I built blah.chat mostly for my friends and family. It’s an AI chat app that gives you access to every major model - OpenAI, Anthropic, Google, Perplexity, DeepSeek, Meta, xAI - and you can switch between them mid-conversation.

The first version had a model picker. You’d open it, see a list of 30+ models, and choose one. I thought this was great. My friends and family did not.

The feedback was unanimous: “I don’t know what any of these mean.” GPT-5? Claude Sonnet? Gemini Flash? These names carry weight if you’re in the AI bubble. If you’re not, they’re gibberish.

So I built a feature I called “triage.” After every message, a fast model would read the request, look at which model was chosen, and if there was a better fit it’d nudge the user: “Hey, you asked a coding question - you might get better results with GPT-5.1 Codex.”

People liked it. Then they said: “This is useful, but it would be great if I didn’t have to think about it at all. On ChatGPT I just get in there and talk.”

Fair enough. But here’s the thing about ChatGPT - when you’re on the free tier, they’re quietly routing you to their cheapest model. I didn’t want that for my users. I wanted them to not think about model selection and actually get the best model for each task.

So I needed to build a router. That’s harder than it sounds.

The naive approach: let the LLM decide

The first router worked like this:

1. Send the user’s message to a fast, cheap LLM (GPT-OSS-120B via Cerebras)
2. Ask it to classify the message into one of 8 task categories (coding, reasoning, creative, factual, analysis, conversation, multimodal, research)
3. Score every eligible model with a multi-dimensional weighted formula
4. Pick the winner

The classification LLM also assessed complexity (simple/moderate/complex), whether vision or long context was needed, and whether the question was high-stakes (medical, legal, financial advice). Then the scoring engine kicked in.

The scoring formula looked reasonable on paper:

base_score = category_score[model][task]
+ secondary_category_bonus
- cost_penalty * user_cost_bias
+ speed_bonus * user_speed_bias
+ stickiness_bonus (if same model as last message)
+ reasoning_bonus (if task needs thinking)
+ research_bonus (if perplexity model + research task)
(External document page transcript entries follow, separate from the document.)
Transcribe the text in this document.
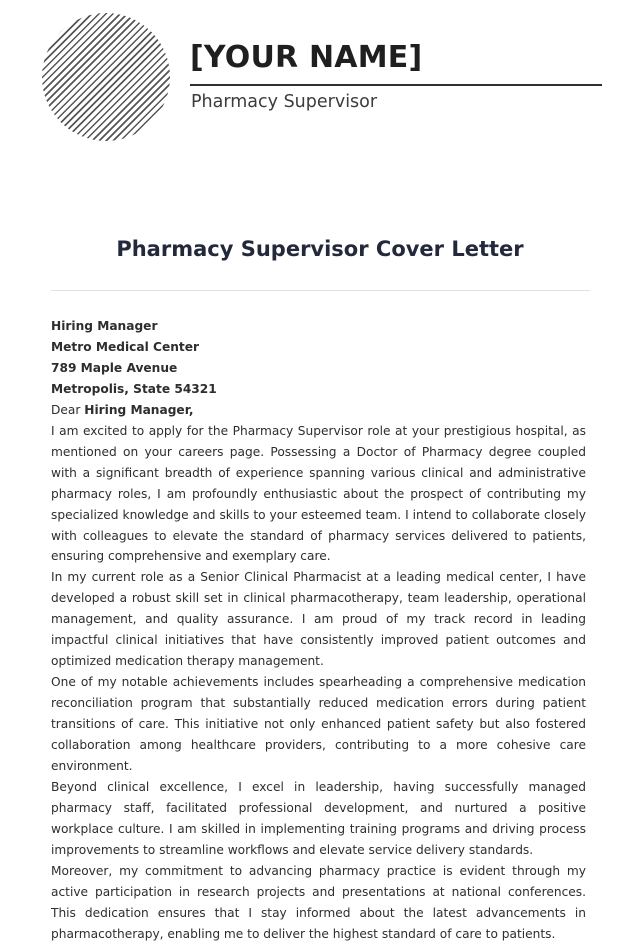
[YOUR NAME]
Pharmacy Supervisor
Pharmacy Supervisor Cover Letter
Hiring Manager
Metro Medical Center
789 Maple Avenue
Metropolis, State 54321
Dear Hiring Manager,

I am excited to apply for the Pharmacy Supervisor role at your prestigious hospital, as mentioned on your careers page. Possessing a Doctor of Pharmacy degree coupled with a significant breadth of experience spanning various clinical and administrative pharmacy roles, I am profoundly enthusiastic about the prospect of contributing my specialized knowledge and skills to your esteemed team. I intend to collaborate closely with colleagues to elevate the standard of pharmacy services delivered to patients, ensuring comprehensive and exemplary care.

In my current role as a Senior Clinical Pharmacist at a leading medical center, I have developed a robust skill set in clinical pharmacotherapy, team leadership, operational management, and quality assurance. I am proud of my track record in leading impactful clinical initiatives that have consistently improved patient outcomes and optimized medication therapy management.

One of my notable achievements includes spearheading a comprehensive medication reconciliation program that substantially reduced medication errors during patient transitions of care. This initiative not only enhanced patient safety but also fostered collaboration among healthcare providers, contributing to a more cohesive care environment.

Beyond clinical excellence, I excel in leadership, having successfully managed pharmacy staff, facilitated professional development, and nurtured a positive workplace culture. I am skilled in implementing training programs and driving process improvements to streamline workflows and elevate service delivery standards.

Moreover, my commitment to advancing pharmacy practice is evident through my active participation in research projects and presentations at national conferences. This dedication ensures that I stay informed about the latest advancements in pharmacotherapy, enabling me to deliver the highest standard of care to patients.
After scoring, we’d bucket models into cheap/mid/premium tiers, roll a weighted random to pick which tier, then select a random model from that tier. The weights shifted based on complexity - simple tasks weighted toward cheap models, complex tasks toward premium.

It worked. For about two weeks.

Why mathematical capability scoring breaks

The problem with scoring models is that the scores are lies. Not intentional lies - they’re just opinions that ossify into numbers.

When I first set up the model profiles, I gave Claude Opus 4 a coding score of 98 and GPT-5 a coding score of 92. Why those numbers? Because that’s roughly how they felt when I tested them. “Roughly how they felt” is a terrible foundation for a routing system that makes thousands of decisions a day.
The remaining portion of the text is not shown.